I was just killing time while they tinkered with Minx  ::)

I was expecting starting prices around £30K for an EV based on the Tesla power wall prices and was very surprised to find that one at the much lower price. You will have to add a converter/manager to transform the DC battery voltage into mains wobbly volts but that should be under £2K.

I was looking at it as a potential replacement car for my Father who has a nasty habit of driving right up the backside of the car in front  :paranoia: and honestly in his mid 80s there is no way he would react in time if the other car braked. These modern cars won't let him do that so they will force him to (possibly) drive more safely. Ok so it is not an amazing car but if you were suffering from the usual challenges of old age (bad knees or hips) it would happily allow you and three friends to get out and about. And importantly you can plug it in using a standard plug to charge and because you are not fast charging it is safe to charge it in your garage. And using the App  :facepalm2: you can use main electric to power heating the car so saving your valuable LI battery charge.

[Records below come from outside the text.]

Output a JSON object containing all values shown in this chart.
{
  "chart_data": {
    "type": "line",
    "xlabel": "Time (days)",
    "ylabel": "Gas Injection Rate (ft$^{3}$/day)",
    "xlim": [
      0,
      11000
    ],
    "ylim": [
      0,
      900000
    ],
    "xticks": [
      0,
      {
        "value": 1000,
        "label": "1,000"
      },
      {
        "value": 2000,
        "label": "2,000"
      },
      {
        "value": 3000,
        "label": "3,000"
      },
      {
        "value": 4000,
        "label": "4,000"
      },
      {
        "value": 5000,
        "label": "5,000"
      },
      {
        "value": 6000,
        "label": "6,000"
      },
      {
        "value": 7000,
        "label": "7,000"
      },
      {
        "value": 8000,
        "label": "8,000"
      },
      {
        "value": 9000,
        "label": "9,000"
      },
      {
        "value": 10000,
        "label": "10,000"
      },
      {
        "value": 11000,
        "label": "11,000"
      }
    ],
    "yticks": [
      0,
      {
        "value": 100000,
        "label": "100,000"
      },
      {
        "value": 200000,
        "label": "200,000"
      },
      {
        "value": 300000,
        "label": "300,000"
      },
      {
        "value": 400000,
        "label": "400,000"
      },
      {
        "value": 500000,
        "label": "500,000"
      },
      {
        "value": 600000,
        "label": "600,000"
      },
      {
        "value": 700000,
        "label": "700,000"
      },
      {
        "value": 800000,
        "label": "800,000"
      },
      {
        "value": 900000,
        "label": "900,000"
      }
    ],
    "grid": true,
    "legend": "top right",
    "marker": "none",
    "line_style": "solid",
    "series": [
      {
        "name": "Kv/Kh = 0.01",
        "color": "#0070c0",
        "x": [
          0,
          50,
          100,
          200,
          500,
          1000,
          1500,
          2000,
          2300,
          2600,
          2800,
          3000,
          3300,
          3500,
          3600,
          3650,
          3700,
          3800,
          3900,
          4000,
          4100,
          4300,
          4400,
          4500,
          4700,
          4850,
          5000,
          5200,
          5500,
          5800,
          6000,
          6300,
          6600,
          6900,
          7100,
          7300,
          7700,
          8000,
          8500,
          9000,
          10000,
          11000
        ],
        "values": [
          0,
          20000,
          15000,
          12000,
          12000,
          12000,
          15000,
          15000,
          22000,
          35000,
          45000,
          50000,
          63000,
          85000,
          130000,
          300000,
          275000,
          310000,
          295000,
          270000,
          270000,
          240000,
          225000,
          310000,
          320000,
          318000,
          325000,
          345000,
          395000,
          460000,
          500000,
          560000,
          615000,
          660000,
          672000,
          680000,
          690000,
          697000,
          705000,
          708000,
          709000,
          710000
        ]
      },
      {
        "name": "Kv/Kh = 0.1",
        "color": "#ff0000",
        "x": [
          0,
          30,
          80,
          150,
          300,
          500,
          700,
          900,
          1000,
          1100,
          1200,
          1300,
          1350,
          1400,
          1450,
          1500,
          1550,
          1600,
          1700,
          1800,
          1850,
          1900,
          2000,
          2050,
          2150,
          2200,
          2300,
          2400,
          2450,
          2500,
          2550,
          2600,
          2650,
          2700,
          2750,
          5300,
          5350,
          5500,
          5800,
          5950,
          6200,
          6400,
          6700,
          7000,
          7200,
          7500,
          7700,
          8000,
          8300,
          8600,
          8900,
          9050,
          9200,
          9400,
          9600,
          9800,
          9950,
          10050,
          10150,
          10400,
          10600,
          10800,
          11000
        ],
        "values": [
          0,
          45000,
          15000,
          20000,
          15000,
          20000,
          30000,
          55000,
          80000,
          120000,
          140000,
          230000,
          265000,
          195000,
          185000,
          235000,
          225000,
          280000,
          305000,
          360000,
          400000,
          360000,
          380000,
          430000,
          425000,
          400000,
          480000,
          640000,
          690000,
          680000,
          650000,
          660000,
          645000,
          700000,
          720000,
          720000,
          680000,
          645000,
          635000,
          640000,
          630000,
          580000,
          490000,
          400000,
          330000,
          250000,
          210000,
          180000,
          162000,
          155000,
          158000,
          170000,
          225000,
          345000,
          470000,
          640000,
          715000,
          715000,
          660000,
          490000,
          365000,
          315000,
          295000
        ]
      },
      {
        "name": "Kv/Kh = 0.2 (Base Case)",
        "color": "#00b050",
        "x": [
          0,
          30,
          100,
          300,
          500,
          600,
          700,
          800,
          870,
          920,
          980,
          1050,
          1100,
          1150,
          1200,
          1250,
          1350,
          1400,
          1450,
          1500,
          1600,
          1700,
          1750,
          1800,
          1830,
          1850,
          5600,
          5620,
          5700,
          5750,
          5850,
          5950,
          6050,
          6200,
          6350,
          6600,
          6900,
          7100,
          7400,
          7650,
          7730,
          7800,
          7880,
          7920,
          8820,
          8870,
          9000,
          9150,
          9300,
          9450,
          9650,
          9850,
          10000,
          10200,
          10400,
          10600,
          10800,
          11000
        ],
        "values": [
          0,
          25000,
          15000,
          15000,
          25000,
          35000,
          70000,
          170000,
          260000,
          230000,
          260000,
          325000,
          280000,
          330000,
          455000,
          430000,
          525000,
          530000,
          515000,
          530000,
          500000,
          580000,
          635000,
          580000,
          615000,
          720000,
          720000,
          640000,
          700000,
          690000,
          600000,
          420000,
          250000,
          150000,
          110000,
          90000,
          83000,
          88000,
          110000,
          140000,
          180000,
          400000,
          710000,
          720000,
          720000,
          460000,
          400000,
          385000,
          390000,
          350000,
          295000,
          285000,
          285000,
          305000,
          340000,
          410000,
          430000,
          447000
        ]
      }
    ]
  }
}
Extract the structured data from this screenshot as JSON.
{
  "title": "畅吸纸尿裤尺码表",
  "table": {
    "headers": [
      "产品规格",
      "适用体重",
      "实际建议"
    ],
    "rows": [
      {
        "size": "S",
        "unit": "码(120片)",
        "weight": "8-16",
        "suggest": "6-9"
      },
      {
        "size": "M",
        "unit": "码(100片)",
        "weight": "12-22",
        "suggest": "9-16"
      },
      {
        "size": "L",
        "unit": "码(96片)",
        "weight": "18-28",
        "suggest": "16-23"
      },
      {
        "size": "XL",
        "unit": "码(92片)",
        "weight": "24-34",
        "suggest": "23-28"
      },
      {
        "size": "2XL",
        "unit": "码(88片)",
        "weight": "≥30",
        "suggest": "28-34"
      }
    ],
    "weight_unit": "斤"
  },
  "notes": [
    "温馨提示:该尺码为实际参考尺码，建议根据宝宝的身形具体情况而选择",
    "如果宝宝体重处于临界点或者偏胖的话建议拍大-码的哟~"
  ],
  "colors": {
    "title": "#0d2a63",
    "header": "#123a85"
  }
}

A point to note: LI batteries do not like charging when it is very cold so this idea of faster charging and having to leave the car outside is not that sensible in winter  :ShakeHead:
-----

You can use the EV in summer to store excess solar but in winter you would need to charge by mains. A good inverter would enable you to power your home using cheap stored EV electric or operate your home "off-grid" from it during power cuts (and would switch back on when the mains power was restored). In a few years these EVs will be half the new price and in the UK  someone who likes writing a bit of software could use it to buy cheap to charge the car battery and sell those electrons back for more money to the grid.